Zum Abschluss des wirklich interessanten Vortrages erzählte Susanna Steiger-Moser noch von einem weiteren Grenzgänger: Tibor Szamuelly. Als führender Kommunist musste er 1919 nach dem Sturz der kurzlebigen ungarischen Räterepublik nach Österreich flüchten. Da er die Grenze (die Leitha) illegal überquert hatte, wurde er von den österreichischen Behörden aufgegriffen und zum Gendarmerieposten nach Lichtenwörth gebracht, wo er verstarb. WIE er verstarb, ist bis heute nicht geklärt – die Österreichischen Behörden sagen, er habe sich mit seinem eigenen Revolver das Leben genommen, die Ungarischen Behörden sagen, er wurde von den Österreichern zu Tode gefoltert. Jedenfalls wurde seine Leiche zurück nach Ungarn gebracht und irgendwo auf dem Pöttschinger Hotter verscharrt und mit einem Stein markiert. In den 1950ern wollte dann die kommunistische Ungarische Regierung ein Denkmal und Ehrengrab für Szamuelly errichten, weshalb sie seine sterblichen Überreste haben wollte. So kam eine ungarische Delegation ins mittlerweile österreichische Pöttsching und beauftragte eine Gruppe Einheimischer mit der Suche nach Szamuellys Ruhestätte. Man fand einen Stein, man fand darunter ein Skelett und übergab dieses den Ungarn. Ein österreichischer Archäologe stellte jedoch später fest, dass dieser Stein aus der römischen Zeit stammte …und so wurde wohl ein römischer Soldat in Tibor Szamuellys Ehrengrab bestattet.
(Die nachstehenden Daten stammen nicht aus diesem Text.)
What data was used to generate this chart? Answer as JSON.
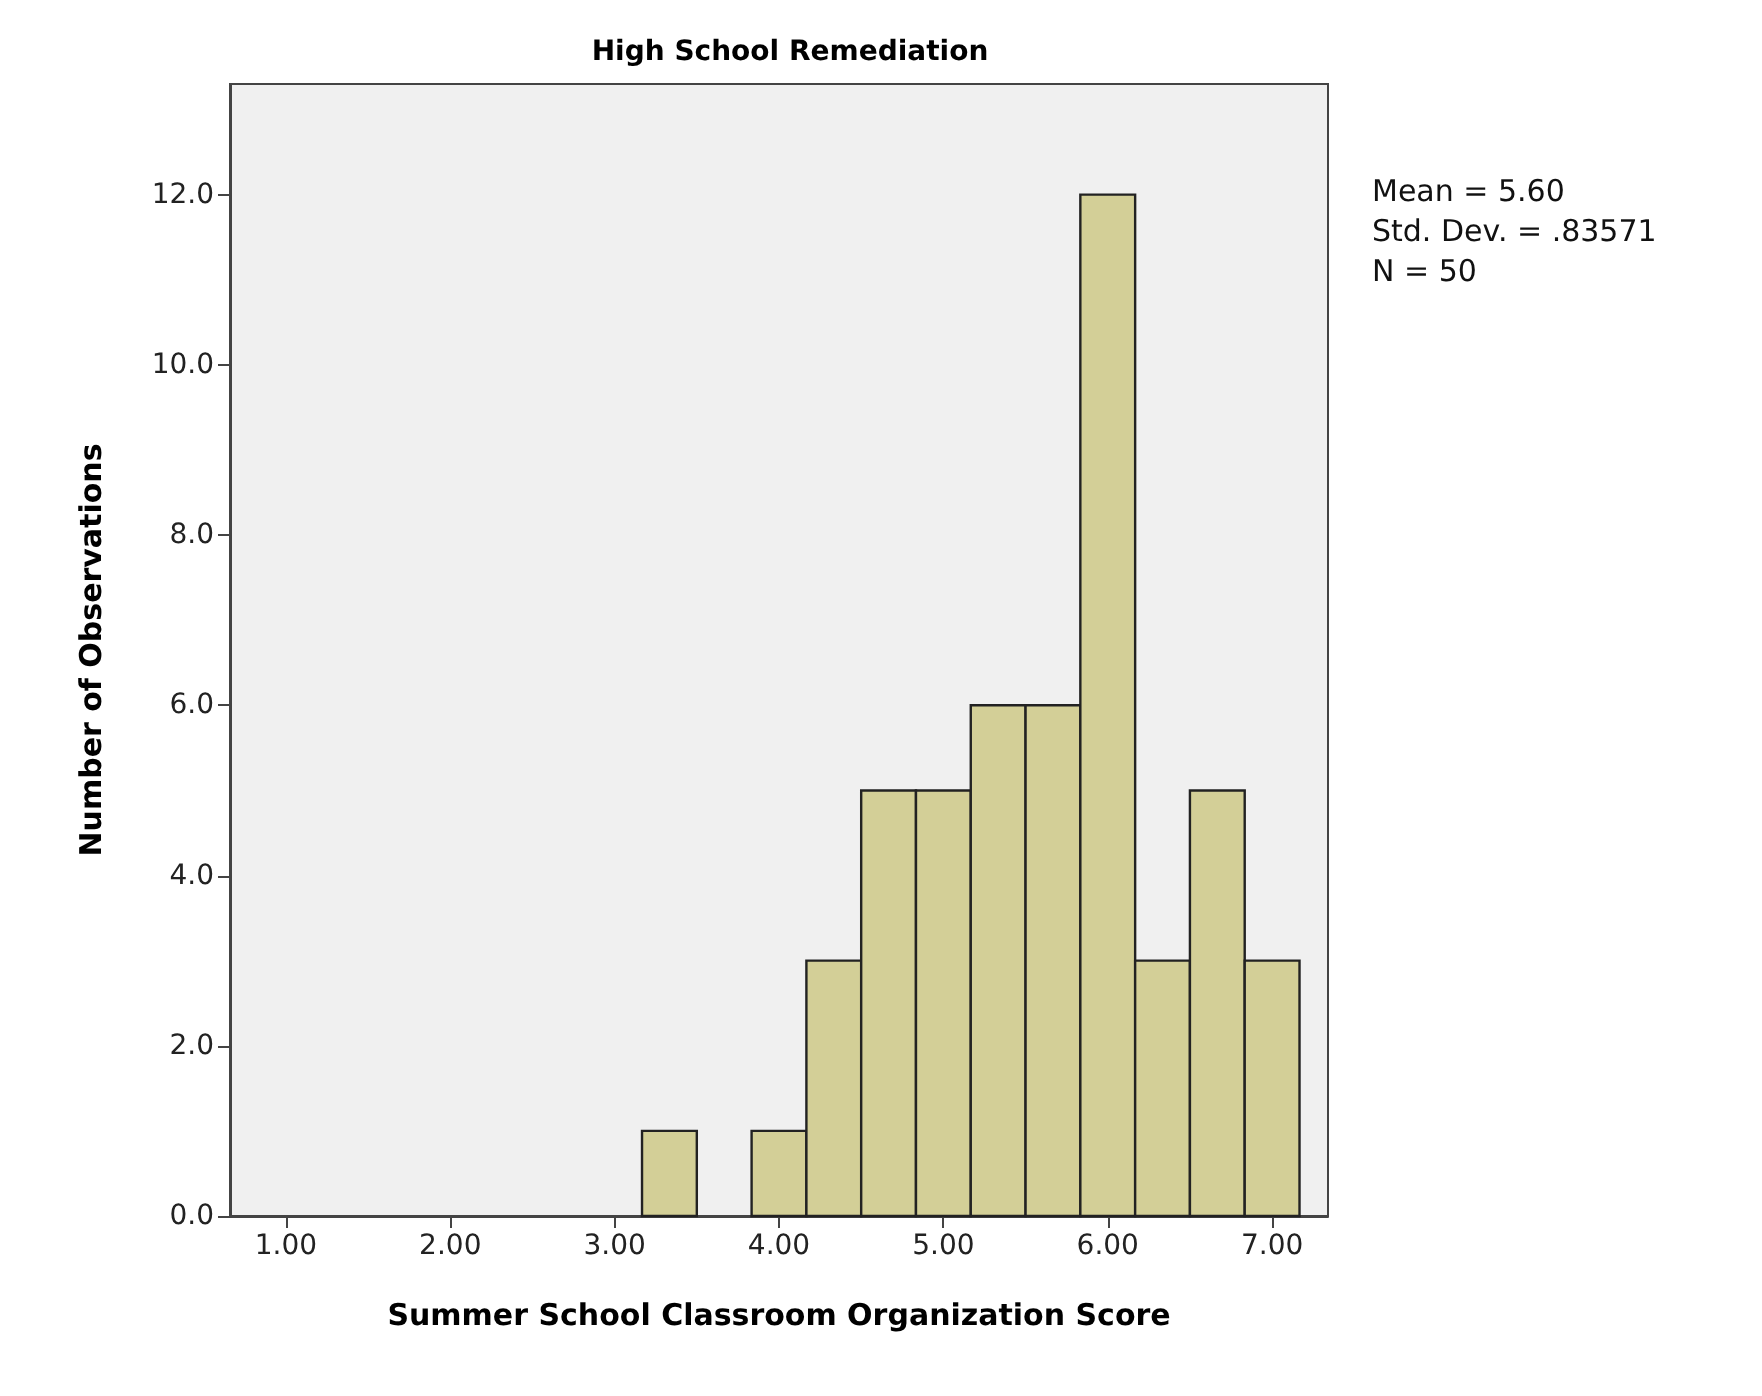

Pöttschinger Dialog Fondsgut

Der nächste Pöttschinger Dialog findet am Di. 18. Juli um 19.00 Uhr bei den „Festen Anlagen“ am Rande des Scheibenwaldes Richtung Lichtenwörth statt. Oberst Dr. Andreas Steiger erzählt uns über Pöttsching im Kalten Krieg, vor allem während der Ungarnkrise 1956. Oberstleutnant Mag Oliver Pap und Vizeleutnant Christian Schmit machen dann eine Führung durch eine Bunkeranlage – Taschenlampe mitnehmen!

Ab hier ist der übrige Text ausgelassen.